I couldn't help but laugh throughout this entire piece.  I should have been shocked, and completely disgusted with the narrator's actions, but I took them all in and accepted them for what the were.  It doesn't hurt that I'm a sucker for unnecessary and gratuitous violence. 

The waitress's kindness is sickening.  Almost to the point of the reader thinking the murder is justified.  I  always feel more heartbroken for the animals when they're hurt, so having muffy slaughtered and eaten was kind of hard to take. 

You have an unbelievable way of describing scenes and characteristics.  I was never lost or confused and was completely swept up in the imagery of it all.

I surmise that she lives in a miserable basement apartment with miserable décor, eats miserable food, drinks miserable liquor, and probably kicks her miserable malnutrition-ed cat.

This was one of my favorite lines.  I can't remember when I enjoyed the repetition of a word this much. 

My only complaint is that there isn't more.  I would have loved to see who else he killed. 

The flipping of key 4D to the bum was the perfect ending though.  Again, great job. 

 *** This story had some wild and vivid imagery! The way the tale was told was very descriptive. Even though I read what the killer was feeling; the feeling never really reached me, I was definitely an observer. In the begining I did get a slight feeling of being over written, but after reading more I understood that it was your style of writing. Oh and you had a misspelled word in the line;

>“Name’s Francis—Frank,” I lie. “I moved up here from the south about a year ao on a whim, just looking for a new start, a second chance.”"<

The word I believe you were trying to write was "ago" and you spelled it "ao"... it's just a small typo nothing major. I did think however, that he was going to kill her the way he had it planned in his mind. Or at least make her suffer more than he did. As far as the main character; he was portrayed well as a cold blooded killer.

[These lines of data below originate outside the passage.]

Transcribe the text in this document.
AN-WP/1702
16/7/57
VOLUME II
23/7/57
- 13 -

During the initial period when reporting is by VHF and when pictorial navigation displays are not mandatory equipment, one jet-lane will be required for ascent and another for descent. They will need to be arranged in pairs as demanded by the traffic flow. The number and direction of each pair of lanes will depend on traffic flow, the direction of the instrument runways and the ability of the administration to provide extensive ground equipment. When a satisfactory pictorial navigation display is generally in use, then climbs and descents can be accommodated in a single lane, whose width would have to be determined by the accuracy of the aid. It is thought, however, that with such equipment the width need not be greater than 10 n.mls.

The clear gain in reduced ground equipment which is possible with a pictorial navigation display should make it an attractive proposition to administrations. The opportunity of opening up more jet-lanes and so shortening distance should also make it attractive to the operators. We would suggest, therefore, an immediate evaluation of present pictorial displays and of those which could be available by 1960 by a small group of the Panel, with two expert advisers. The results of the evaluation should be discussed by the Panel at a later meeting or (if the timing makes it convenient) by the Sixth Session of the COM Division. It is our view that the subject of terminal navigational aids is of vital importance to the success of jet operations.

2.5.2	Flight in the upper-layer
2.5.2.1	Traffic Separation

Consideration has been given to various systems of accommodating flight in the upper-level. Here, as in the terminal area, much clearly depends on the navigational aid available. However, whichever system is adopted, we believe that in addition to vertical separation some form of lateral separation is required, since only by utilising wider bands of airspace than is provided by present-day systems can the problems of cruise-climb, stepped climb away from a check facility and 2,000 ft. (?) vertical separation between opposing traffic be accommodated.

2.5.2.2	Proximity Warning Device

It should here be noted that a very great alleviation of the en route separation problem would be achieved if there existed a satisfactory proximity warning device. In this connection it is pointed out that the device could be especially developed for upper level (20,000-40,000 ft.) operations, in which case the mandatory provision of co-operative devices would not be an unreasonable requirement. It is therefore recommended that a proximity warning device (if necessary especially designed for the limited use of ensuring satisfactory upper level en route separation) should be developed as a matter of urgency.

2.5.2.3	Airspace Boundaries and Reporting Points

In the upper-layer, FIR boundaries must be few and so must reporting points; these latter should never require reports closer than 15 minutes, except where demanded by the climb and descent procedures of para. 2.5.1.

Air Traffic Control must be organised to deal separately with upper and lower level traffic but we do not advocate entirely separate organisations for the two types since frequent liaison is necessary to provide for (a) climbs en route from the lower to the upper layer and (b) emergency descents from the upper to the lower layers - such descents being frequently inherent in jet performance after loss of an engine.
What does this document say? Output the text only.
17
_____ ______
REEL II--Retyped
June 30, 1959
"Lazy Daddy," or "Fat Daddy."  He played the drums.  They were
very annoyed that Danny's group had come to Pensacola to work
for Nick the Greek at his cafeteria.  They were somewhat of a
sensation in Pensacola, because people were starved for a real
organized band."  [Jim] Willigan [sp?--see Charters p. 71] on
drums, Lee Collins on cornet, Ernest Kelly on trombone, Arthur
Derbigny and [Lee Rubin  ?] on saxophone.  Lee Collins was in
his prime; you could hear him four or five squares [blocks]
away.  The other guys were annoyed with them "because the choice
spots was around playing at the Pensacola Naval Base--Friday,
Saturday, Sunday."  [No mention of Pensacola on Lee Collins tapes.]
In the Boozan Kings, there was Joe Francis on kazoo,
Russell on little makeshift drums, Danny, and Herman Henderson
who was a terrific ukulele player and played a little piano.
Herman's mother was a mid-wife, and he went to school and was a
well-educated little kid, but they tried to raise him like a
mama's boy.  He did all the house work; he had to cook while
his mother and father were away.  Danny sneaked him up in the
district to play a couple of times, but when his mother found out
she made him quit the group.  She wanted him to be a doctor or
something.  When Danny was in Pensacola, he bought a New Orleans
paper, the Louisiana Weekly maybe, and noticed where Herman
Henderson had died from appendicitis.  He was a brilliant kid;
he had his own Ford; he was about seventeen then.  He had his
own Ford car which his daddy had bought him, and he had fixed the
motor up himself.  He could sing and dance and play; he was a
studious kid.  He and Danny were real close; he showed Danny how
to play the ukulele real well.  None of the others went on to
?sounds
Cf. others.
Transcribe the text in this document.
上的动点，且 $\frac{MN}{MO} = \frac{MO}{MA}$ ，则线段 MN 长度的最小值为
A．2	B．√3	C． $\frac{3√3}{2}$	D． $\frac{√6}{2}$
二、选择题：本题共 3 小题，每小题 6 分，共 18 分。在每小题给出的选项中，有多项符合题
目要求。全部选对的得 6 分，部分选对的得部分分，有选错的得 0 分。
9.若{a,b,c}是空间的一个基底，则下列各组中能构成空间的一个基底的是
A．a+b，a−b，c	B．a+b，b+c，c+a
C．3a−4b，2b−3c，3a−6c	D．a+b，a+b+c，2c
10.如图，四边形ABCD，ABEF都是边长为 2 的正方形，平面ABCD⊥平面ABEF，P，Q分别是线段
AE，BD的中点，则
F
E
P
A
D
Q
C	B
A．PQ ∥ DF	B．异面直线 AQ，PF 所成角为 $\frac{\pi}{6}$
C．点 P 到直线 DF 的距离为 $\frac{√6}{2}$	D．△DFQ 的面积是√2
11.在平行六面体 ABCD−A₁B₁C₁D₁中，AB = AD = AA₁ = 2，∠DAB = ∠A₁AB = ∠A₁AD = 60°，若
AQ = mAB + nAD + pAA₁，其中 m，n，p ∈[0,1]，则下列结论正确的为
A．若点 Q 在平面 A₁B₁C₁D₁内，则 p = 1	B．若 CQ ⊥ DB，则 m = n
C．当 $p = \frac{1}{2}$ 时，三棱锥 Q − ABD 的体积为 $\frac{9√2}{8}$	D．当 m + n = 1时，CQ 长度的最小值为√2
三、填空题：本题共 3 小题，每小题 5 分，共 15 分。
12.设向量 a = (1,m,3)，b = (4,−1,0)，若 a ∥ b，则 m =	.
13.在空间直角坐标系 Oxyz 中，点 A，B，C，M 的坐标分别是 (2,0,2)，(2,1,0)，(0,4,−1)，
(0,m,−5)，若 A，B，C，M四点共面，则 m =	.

I agree with the last writer as far as the pet she had. It's not their fault they live the way they do, maybe you should have left it with the dog eating her instead of the other way around. A meal unlike any meal she has ever given him...lol! Sorry now I'm being gross... Well as an over all, the story was written very well, I love some of your terminology... I look forward to more of your work...write on!